Artist

Bertie Higgins

Genre: Rock ,Soft Rock ,Contemporary Pop
Origin: U.S.A
Active: 1982 - Present
Listen on Coda
Bertie Higgins earned lasting recognition through his solitary Top Ten hit, "Key Largo," a soft-rock reverie evoking life inside a Humphrey Bogart movie. A seasoned professional musician, he transitioned into solo work during the first years of the 1980s. His debut album, Just Another Day in Paradise, surfaced in 1982 as a return to recording after a long hiatus that began in 1968, when he stepped away from music upon the dissolution of his band the Roemans and settled back in his native Tarpon Springs, Florida.

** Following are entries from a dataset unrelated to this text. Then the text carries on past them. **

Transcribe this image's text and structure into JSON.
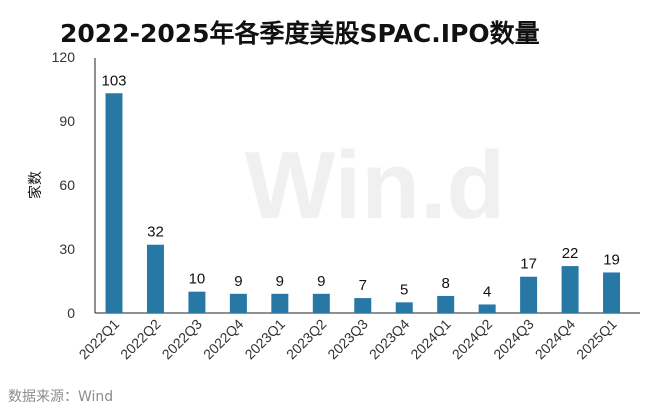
{
  "chart_data": {
    "type": "bar",
    "title": "2022-2025年各季度美股SPAC.IPO数量",
    "ylabel": "家数",
    "xlabel": "",
    "categories": [
      "2022Q1",
      "2022Q2",
      "2022Q3",
      "2022Q4",
      "2023Q1",
      "2023Q2",
      "2023Q3",
      "2023Q4",
      "2024Q1",
      "2024Q2",
      "2024Q3",
      "2024Q4",
      "2025Q1"
    ],
    "values": [
      103,
      32,
      10,
      9,
      9,
      9,
      7,
      5,
      8,
      4,
      17,
      22,
      19
    ],
    "ylim": [
      0,
      120
    ],
    "yticks": [
      0,
      30,
      60,
      90,
      120
    ],
    "bar_color": "#2878a6",
    "grid": false,
    "legend": "none"
  },
  "watermark": "Win.d",
  "source": "数据来源：Wind"
}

From 1964 through 1968, Higgins had played drums for the Roemans, whose numerous singles on ABC-Paramount failed to register commercially; the group instead earned its keep by backing vocalist Tommy Roe on the road. Once the Roemans disbanded, Higgins spent the 1970s gradually assembling an original repertoire that would become the core of his 1982 release. Issued by the independent Kat Family label, the album gained traction when "Key Largo" ascended into the Top Ten, though the title track itself only managed a Top 50 showing and no further singles followed. Twelve years of relative silence ensued before Epic issued Then and Now in 1994, an effort that attracted minimal notice. In 2003 Collectables presented Key Largo, a collection drawn mostly from re-recorded material in Higgins's catalog, while Brazilia emerged the same year on Key Largo Records. Six years afterward, Captiva appeared via Toucan Cove/Universal in 2009.